Maruthi Akella Wins American Astronautical Society’s Dirk Brouwer Award

January 15, 2021

photo of maruthi akella in drone labMaruthi Akella, a professor in the Cockrell School’s Department of Aerospace Engineering and Engineering Mechanics (ASE/EM), has been selected to receive the Dirk Brouwer Award by the American Astronautical Society (AAS). The award recognizes significant technical contributions to space flight mechanics and astrodynamics. It was established in 1972 as a flagship award given annually to honor Dirk Brouwer’s outstanding role in celestial mechanics and his widespread influence on workers in space flight and astrodynamics.

Akella was selected for “seminal contributions to learning and adaptive control for spaceflight applications.” He is one of several ASE/EM faculty members to win the AAS Dirk Brouwer award, including Byron Tapley, currently a research professor and the founder and former director of the Center of Space Research (CSR). Roger Broucke, Bob Schutz and Victor Szebehely also previously received the award as well as former faculty member and department chair, Bob Bishop.

“One of the major factors that drew me to UT Austin was because of our world-renowned orbits area faculty with distinguished members like Byron Tapley and the others who have received this award having made foundational contributions to the astrodynamics field,” Akella said. “These colleagues inspired and mentored me throughout my career and I am humbled to follow in their footsteps as a recipient of this significant honor.”

Tapley, an emeritus professor who also served as the ASE/EM Department chair from 1966 – 1977, said Akella is well-deserving of the award.

“I am especially pleased to see the recognition of Professor Akella’s extensive contributions to the development of guidance and control methodology,” Tapley said. “His record in the classroom and in the research lab and his service to professional societies epitomize the foundational contributions envisioned for the Brouwer award. He is an excellent addition to the distinguished community of previous recipients.”  

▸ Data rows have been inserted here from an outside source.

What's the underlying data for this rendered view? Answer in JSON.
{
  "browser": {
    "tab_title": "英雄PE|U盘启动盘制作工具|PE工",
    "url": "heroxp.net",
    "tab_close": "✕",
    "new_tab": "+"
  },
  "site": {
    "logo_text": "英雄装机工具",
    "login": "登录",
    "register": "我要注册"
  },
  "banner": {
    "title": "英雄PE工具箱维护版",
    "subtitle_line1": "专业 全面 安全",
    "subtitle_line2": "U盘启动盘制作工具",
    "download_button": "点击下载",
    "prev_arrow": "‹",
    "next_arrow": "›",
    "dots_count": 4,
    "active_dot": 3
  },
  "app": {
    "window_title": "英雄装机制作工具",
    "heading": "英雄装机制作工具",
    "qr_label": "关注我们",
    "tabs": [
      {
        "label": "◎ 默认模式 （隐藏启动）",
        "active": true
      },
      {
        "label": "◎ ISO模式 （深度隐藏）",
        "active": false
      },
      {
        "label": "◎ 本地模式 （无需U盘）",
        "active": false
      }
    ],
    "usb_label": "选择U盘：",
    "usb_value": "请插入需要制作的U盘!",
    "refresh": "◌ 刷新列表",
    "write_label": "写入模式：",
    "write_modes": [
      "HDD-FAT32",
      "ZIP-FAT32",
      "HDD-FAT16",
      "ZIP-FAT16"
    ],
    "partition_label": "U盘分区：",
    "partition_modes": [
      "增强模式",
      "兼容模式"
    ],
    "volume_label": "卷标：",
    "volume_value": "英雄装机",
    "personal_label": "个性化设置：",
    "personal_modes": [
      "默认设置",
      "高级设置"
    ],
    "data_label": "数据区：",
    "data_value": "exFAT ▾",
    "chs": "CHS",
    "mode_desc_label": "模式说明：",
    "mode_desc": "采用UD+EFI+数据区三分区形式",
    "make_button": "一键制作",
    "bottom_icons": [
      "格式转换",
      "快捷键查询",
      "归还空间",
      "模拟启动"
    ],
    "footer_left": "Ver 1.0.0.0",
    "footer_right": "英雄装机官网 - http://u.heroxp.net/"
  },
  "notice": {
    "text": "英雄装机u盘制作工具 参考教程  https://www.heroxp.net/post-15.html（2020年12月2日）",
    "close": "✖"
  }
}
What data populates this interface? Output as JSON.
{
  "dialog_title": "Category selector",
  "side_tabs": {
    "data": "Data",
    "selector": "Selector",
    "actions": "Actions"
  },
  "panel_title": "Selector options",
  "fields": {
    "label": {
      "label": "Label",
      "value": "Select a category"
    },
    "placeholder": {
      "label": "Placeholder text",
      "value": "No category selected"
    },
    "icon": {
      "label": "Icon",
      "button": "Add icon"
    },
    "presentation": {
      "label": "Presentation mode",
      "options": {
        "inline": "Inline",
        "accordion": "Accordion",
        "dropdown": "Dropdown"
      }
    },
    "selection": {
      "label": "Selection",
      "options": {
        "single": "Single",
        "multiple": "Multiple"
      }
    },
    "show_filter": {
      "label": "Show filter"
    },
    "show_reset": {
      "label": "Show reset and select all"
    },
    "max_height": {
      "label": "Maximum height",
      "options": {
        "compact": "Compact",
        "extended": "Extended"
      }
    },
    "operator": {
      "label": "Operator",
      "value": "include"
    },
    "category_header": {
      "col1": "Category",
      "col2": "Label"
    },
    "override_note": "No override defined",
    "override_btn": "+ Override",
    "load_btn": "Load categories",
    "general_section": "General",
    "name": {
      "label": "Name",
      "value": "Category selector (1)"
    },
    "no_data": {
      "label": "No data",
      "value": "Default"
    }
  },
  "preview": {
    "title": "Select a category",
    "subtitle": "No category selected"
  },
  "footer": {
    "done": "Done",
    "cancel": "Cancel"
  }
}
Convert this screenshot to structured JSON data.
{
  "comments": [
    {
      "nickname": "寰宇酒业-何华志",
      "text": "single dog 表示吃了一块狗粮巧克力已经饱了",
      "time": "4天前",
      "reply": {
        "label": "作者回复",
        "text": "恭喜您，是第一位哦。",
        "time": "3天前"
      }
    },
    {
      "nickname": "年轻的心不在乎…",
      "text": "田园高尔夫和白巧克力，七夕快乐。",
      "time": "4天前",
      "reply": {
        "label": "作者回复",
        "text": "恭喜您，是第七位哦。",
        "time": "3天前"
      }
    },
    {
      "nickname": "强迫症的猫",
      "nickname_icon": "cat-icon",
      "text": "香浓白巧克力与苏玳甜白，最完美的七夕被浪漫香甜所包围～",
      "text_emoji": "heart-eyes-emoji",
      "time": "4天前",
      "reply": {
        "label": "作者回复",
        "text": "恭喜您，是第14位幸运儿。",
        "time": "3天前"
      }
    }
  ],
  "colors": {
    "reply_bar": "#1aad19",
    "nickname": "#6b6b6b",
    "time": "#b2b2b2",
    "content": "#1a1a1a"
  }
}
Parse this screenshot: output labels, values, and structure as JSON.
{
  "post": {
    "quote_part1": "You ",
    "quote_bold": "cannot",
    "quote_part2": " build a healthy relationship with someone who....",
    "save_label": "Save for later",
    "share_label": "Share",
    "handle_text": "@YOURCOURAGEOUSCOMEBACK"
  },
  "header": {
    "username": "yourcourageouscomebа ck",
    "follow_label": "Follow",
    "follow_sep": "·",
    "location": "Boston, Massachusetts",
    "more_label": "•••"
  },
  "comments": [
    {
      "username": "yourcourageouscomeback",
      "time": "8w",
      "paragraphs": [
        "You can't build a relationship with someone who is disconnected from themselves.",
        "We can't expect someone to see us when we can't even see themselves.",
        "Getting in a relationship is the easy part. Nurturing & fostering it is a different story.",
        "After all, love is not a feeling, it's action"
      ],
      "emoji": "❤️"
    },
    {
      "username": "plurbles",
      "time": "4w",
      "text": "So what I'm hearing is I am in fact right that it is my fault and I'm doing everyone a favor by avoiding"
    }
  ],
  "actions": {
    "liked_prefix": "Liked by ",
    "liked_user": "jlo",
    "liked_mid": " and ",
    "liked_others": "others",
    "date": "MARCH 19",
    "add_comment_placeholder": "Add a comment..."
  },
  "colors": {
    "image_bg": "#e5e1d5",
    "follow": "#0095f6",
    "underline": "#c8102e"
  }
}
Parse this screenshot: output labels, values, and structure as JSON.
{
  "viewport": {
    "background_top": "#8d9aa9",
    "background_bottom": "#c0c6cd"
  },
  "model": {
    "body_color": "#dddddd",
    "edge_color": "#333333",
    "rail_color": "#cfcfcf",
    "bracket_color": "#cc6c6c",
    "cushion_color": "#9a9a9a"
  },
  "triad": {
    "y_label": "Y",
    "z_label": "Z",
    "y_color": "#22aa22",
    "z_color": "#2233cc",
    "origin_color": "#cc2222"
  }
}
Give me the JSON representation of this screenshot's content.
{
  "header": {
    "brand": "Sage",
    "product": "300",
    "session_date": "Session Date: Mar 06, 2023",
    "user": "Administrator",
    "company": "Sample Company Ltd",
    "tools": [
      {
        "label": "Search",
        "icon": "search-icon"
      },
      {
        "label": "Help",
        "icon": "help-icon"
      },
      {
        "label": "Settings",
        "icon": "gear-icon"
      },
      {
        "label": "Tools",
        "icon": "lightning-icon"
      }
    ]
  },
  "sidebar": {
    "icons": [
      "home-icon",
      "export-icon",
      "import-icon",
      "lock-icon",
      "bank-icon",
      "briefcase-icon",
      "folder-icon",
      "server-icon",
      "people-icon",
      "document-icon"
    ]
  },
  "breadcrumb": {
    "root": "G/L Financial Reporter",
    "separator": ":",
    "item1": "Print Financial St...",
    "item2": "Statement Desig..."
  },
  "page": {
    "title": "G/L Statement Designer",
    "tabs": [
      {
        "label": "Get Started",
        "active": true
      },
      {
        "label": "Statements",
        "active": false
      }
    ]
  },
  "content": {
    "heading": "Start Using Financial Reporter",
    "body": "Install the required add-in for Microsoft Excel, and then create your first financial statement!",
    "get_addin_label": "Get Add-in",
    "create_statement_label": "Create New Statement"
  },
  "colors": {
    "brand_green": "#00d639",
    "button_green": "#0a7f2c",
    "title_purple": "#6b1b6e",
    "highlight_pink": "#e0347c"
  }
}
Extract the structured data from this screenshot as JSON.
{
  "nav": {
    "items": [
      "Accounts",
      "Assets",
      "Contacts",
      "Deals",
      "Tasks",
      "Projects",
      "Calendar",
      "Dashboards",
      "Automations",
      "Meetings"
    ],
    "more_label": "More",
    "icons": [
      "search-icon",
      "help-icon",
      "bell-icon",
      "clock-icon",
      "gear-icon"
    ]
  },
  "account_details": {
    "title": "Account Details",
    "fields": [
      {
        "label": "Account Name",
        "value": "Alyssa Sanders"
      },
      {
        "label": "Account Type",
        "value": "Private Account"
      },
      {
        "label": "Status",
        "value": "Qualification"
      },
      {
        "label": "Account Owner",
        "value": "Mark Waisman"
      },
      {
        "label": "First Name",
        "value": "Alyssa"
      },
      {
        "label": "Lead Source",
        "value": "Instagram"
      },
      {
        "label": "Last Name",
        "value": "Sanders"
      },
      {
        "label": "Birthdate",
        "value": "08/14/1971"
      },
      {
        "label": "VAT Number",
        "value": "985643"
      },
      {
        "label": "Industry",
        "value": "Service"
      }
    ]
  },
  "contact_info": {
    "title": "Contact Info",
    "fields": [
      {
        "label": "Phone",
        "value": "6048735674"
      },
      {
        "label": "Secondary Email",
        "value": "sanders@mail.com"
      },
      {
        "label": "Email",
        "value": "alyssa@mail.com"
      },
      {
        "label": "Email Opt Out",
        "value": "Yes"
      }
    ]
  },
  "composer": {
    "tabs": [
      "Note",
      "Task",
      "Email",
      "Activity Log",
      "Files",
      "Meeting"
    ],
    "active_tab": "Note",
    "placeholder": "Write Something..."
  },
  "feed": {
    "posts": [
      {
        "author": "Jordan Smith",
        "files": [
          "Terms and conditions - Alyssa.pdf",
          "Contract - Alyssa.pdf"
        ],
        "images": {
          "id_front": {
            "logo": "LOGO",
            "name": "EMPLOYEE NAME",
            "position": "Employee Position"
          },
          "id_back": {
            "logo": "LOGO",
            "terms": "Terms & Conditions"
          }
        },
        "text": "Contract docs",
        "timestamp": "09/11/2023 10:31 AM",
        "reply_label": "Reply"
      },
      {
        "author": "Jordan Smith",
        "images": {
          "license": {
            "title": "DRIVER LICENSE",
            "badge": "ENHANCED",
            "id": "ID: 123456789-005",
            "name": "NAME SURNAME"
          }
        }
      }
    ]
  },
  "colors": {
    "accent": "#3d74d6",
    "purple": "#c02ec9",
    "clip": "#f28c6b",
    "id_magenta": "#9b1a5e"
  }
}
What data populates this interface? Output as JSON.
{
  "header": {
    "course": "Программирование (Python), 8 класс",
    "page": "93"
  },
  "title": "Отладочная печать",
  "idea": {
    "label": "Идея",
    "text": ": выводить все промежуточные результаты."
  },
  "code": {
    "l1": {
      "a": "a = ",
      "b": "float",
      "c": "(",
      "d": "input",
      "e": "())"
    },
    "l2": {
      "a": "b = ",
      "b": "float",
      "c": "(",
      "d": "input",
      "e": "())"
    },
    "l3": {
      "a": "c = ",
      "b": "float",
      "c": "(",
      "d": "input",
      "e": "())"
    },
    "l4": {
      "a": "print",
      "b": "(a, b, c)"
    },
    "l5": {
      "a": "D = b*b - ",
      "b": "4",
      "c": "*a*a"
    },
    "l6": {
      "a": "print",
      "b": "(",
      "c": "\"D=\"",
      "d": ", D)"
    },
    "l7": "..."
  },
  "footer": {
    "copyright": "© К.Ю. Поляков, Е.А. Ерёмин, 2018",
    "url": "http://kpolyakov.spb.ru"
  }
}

Akella’s work in adaptive control and learning algorithms has many applications in space vehicle guidance and autonomy. His group’s work has resulted in significant efficiencies for spacecraft mission designs that allow for a considerably lower number of onboard sensors and require much less propellant.

“Payloads come at a premium. A large mass limits how much can be carried onboard a spacecraft,” Akella said. “Everything we can save matters.”

One example of onboard sensors is the gyro, which provides information about how the spacecraft is tumbling in space. Gyros can be costly, – in the hundreds of thousands of dollars – take up a lot of space, and oftentimes require special approvals with long lead times.

“We gave the first result proving that control of spacecraft rotational tracking motion is possible without using gyro feedback,” Akella said. “Saliently, these algorithms are closed-loop guidance based, they are non-iterative, and present the advantage of being amendable for most of the state-of-the-art real-time flight computers.”

Akella’s machine vision solutions use onboard learning and they were successfully flown onboard the NASA Seeker-1 mission with the goal of advancing technologies for future satellite on-orbit servicing, fractionation, and enabling refurbishment of expensive space assets. His team will continue to refine these algorithms for use on future spacecraft missions such as NASA Seeker-2 and Gateway in support of the Artemis program.

Akella is the founder of UT’s Center for Autonomous Air Mobility (CAAM) and directs the Controls Group for Distributed and Uncertain Systems (C-DUS Group). He has received several prestigious awards for his far-reaching theoretical contributions and practical advances in aircraft/spacecraft guidance, navigation and control including the IEEE Technical Excellence for Aerospace Control Award, the Judith A. Resnik Space Award from the IEEE Aerospace and Electronic Systems Society, and the AIAA Mechanics and Control of Flight Award. He holds the Ashley H. Priddy Centennial Professorship in Engineering.

In August of this year, Akella will be recognized at the AAS/AIAA Astrodynamics Specialist Conference in Big Sky, Mont. where he will also deliver a plenary lecture.